In contrast, the clinical presentation of the biliary injury and the postoperative course of biliary repair were comparable in our patients with and without arterial injuries. Approximately one third had their injury identified at the time of cholecystectomy, usually after conversion. This figure, which is comparable to that reported by others,14,17 was the same whether an arterial injury was present or not. The remaining patients had their injury revealed by a biliary leak in the early postoperative period or, subsequently, a jaundice. Revealing symptoms, and timing of diagnosis and previous attempts at treatment were again similar in patients with and without an arterial injury. Duration of surgery and of in-hospital stay as well as incidence of postoperative complications were neither influenced by this arterial injury. Finally, a comparable proportion of patients had either a neuroma or a disappearance of the bile duct wall at the level of the biliary stricture.

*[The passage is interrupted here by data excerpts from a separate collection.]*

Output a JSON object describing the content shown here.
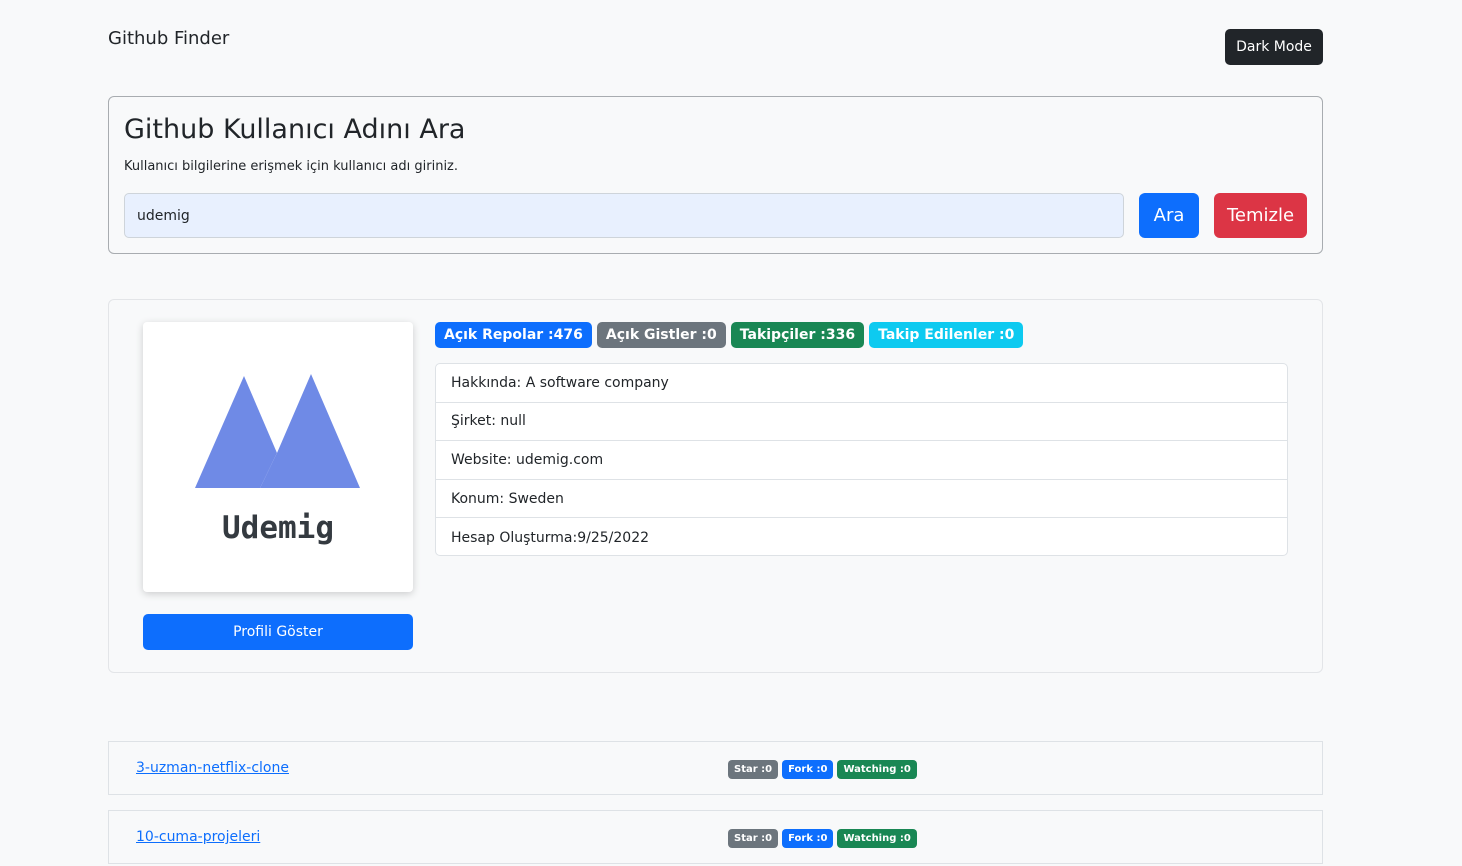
{
  "navbar": {
    "brand": "Github Finder",
    "dark_mode_label": "Dark Mode"
  },
  "search": {
    "title": "Github Kullanıcı Adını Ara",
    "subtitle": "Kullanıcı bilgilerine erişmek için kullanıcı adı giriniz.",
    "input_value": "udemig",
    "search_label": "Ara",
    "clear_label": "Temizle"
  },
  "profile": {
    "avatar_text": "Udemig",
    "show_profile_label": "Profili Göster",
    "badges": [
      "Açık Repolar :476",
      "Açık Gistler :0",
      "Takipçiler :336",
      "Takip Edilenler :0"
    ],
    "details": [
      "Hakkında: A software company",
      "Şirket: null",
      "Website: udemig.com",
      "Konum: Sweden",
      "Hesap Oluşturma:9/25/2022"
    ]
  },
  "repos": [
    {
      "name": "3-uzman-netflix-clone",
      "star": "Star :0",
      "fork": "Fork :0",
      "watching": "Watching :0"
    },
    {
      "name": "10-cuma-projeleri",
      "star": "Star :0",
      "fork": "Fork :0",
      "watching": "Watching :0"
    }
  ],
  "colors": {
    "primary": "#0d6efd",
    "secondary": "#6c757d",
    "success": "#198754",
    "info": "#0dcaf0",
    "danger": "#dc3545",
    "dark": "#212529",
    "logo": "#6f8ae6"
  }
}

This lack of influence of the arterial injury in our patients is due to the fact that disruption was unilateral, in contrast to what happens after arterial thrombosis of liver graft. This allowed free communication between the left and right hepatic arteries via the hilar plate arterial plexus.18 This communication that develops very rapidly5 is very effective as all our patients had an adequate distal arterial supply to the right liver on angiographic studies. It also accounts for the previously reported lack of accuracy of doppler ultrasound in detecting interruption of the right arterial branch.11 Furthermore, this collateral circulation develops very rapidly.5

This collateral circulation within the hilar plate also provides adequate arterial blood supply to the biliary confluence and the extra hepatic portion of the left bile duct, where the anastomosis was performed using the Hepp–Couinaud technique. This may explain why the 95% success rate of the biliary repair was comparable in patients with and without hepatic artery injury.

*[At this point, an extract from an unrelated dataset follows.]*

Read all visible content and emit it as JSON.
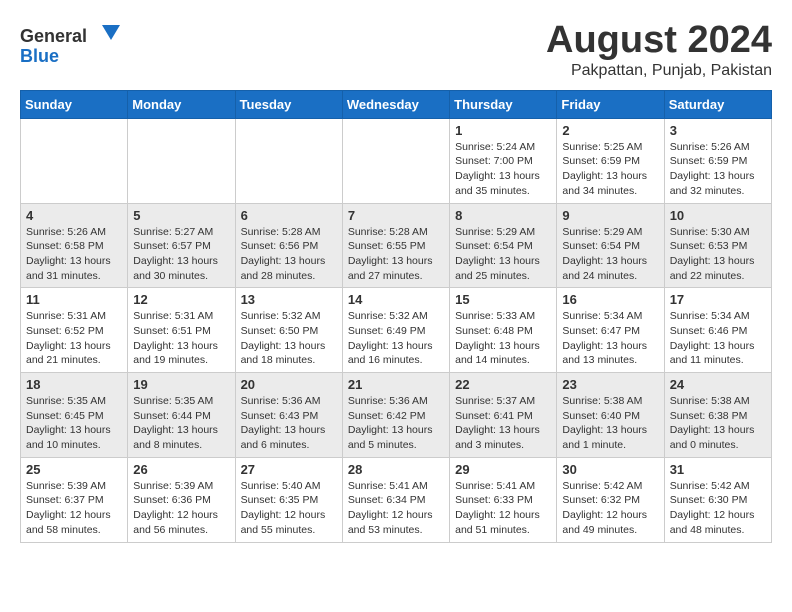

It is therefore not surprising that the long term outcome of our patients with and without hepatic artery injury was comparable. This 95% success rate however requires the use of the Hepp–Couinaud technique so as to perform the biliary repair at, or above the hilar level. The previously reported association between failure of biliary repair and arterial injuries11 may simply reflect the relatively higher risk of arterial injuries in patients with high bile duct strictures which are the most difficult to treat. An alternative hypothesis is that patients with an arterial injury are more likely to have an ischemic mucosa at the level of the common bile duct and hence are at higher risk of recurrent stricture if the anastomosis is performed below the biliary confluence.

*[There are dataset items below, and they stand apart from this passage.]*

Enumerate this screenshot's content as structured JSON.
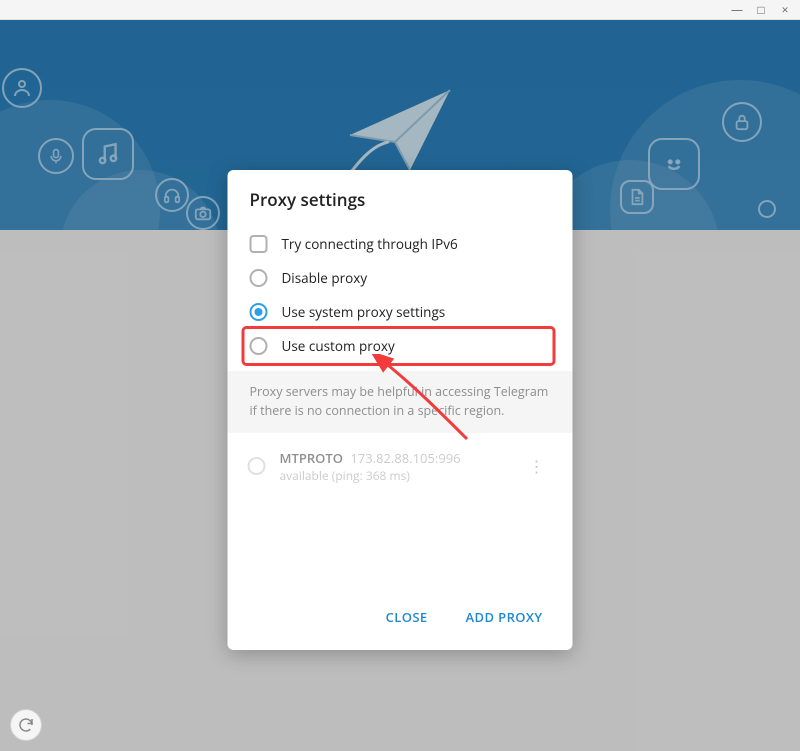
{
  "titlebar": {
    "minimize": "—",
    "maximize": "□",
    "close": "×"
  },
  "dialog": {
    "title": "Proxy settings",
    "options": {
      "ipv6": "Try connecting through IPv6",
      "disable": "Disable proxy",
      "system": "Use system proxy settings",
      "custom": "Use custom proxy"
    },
    "hint": "Proxy servers may be helpful in accessing Telegram if there is no connection in a specific region.",
    "proxies": [
      {
        "protocol": "MTPROTO",
        "address": "173.82.88.105:996",
        "status": "available (ping: 368 ms)"
      }
    ],
    "buttons": {
      "close": "CLOSE",
      "add": "ADD PROXY"
    }
  },
  "colors": {
    "accent": "#2e9fe6",
    "hero": "#2b80ba",
    "highlight": "#f23b3b"
  }
}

In conclusion, this prospective study reports a high incidence of interruption of the right hepatic artery in patients with postcholecystectomy bile duct injuries some of whom had previous attempts at biliary repair but fails to demonstrate its influence on the presentation or outcome of the biliary injury. Hence, angiographic studies, in particular by CT scan vascular reconstruction, may still be useful to rule out an exceptional arterial aneurysm, to identify an associated arterial and portal interruption in patients with parenchymal necrosis, or as a preoperative exploration if an hepatectomy is contemplated. However the discovery of a simple disruption of the right branch of the hepatic artery should not affect management if a Hepp-Couinaud biliary repair is performed.